Sorry, got a little ranty there.

Here is a pretty good blog post from Sam Harris on the issue: http://www.huffingtonpost.com/sam-harris/a-new-years-resolution-fo_b_802480.html


Davin

Responding in general to the OP, the statements in themselves represent several straw mans because they seem to be statements against things I've never heard a person advocate for.

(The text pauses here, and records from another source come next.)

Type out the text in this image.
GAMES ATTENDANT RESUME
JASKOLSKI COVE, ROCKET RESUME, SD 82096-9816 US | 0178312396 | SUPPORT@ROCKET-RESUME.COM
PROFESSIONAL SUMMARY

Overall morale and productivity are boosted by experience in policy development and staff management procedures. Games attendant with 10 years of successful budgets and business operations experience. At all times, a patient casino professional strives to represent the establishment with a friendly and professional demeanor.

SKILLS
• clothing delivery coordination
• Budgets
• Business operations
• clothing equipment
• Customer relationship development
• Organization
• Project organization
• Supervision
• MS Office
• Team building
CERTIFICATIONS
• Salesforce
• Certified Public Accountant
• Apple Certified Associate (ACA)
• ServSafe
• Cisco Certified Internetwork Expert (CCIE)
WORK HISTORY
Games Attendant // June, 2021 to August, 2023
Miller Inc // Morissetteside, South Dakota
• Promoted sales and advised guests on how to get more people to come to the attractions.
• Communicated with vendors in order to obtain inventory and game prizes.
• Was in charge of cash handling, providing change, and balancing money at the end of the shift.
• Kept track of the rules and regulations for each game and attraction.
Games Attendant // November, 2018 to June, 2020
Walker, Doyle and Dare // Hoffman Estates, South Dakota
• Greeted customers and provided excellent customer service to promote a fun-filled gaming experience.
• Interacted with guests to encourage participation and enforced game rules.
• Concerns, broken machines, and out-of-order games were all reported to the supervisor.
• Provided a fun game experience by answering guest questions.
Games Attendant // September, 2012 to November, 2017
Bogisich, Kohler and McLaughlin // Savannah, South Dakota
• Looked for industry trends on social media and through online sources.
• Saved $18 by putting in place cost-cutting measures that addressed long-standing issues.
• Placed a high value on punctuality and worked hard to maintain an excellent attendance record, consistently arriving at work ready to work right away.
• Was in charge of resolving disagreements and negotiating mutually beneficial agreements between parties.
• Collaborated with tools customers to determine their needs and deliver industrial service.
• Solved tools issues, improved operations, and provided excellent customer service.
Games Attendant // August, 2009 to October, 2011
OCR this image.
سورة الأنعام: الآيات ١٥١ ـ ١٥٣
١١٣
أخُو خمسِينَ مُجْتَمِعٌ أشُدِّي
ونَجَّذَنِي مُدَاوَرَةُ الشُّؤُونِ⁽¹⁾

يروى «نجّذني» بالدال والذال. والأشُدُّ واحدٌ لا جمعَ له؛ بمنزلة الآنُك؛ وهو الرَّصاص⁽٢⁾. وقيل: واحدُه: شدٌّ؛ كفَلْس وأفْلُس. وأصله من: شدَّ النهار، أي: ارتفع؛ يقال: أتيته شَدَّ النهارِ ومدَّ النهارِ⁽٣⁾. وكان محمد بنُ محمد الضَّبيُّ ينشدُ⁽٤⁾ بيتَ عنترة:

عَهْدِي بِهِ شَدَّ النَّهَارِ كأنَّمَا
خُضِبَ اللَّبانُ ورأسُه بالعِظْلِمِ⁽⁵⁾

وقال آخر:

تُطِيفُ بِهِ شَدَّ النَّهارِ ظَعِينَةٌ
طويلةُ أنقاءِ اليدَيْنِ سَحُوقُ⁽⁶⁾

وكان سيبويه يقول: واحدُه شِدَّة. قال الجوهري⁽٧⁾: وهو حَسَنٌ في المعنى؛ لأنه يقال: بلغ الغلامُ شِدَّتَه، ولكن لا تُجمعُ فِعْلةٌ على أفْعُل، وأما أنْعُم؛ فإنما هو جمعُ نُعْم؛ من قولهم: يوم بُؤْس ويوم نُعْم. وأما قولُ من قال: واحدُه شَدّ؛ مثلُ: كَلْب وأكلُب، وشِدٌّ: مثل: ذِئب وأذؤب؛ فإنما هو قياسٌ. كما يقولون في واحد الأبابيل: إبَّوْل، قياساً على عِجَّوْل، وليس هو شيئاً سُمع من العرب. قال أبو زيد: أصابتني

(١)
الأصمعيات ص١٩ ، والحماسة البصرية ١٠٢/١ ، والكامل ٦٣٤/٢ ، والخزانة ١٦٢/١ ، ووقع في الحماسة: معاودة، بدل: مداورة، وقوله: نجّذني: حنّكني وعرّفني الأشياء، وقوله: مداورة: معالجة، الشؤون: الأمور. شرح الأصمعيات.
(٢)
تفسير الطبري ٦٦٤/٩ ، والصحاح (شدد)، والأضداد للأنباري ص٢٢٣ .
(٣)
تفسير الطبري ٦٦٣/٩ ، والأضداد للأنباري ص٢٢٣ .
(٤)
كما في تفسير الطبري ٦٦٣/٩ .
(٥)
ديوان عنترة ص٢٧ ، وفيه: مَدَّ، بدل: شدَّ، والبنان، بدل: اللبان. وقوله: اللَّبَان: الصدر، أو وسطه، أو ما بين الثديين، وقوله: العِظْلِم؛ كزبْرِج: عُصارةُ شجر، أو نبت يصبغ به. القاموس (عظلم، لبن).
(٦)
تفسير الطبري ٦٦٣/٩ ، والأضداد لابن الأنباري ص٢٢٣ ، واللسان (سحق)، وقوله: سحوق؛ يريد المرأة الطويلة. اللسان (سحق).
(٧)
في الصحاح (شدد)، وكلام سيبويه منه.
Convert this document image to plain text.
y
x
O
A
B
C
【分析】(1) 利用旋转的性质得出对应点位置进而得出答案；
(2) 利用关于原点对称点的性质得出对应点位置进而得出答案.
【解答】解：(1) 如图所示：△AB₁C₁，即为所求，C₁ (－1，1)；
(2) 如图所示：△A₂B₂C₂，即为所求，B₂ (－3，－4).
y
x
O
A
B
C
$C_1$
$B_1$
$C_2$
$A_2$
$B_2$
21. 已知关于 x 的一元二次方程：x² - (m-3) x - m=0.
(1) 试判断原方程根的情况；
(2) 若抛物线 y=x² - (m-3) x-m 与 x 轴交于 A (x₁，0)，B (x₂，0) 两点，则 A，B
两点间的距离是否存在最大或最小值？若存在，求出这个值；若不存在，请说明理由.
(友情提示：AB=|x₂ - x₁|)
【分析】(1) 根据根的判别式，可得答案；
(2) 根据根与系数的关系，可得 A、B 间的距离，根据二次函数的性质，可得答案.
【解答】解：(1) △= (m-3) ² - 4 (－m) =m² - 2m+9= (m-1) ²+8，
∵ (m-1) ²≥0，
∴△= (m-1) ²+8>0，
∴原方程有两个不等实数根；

Quote from: hismikeness on August 10, 2011, 03:12:08 PMThe super rich are on the opposite of the bell curve and some of them have worked incredibly hard to get to where they are at. Is it reasonable to expect them to act unselfishly and give some of their money away?
I think that we should all pay the same percentage of income. The more wealth and property you have, the more you benefit from a system that supports personal wealth and property. Because it would be too complicated to determine even approximately how much each person benefits from the system, I think everyone paying the same percentage of income would work fine. Beyond that, I don't think anyone needs to unselfishly give their stuff away.

Quote from: hismikenessIs that any less reasonable than expecting a poor person to "pull themselves up by the bootstraps" without assistance?
I've always found this statement to be extremely useless. Is the intention to demonstrate the futility of trying to bring oneself up from poverty on their own by using a analogy to something physically impossible? In the context that I often hear it, people seem to want to use it as a somewhat motivational analogy, which is confusing.
Always question all authorities because the authority you don't question is the most dangerous... except me, never question me.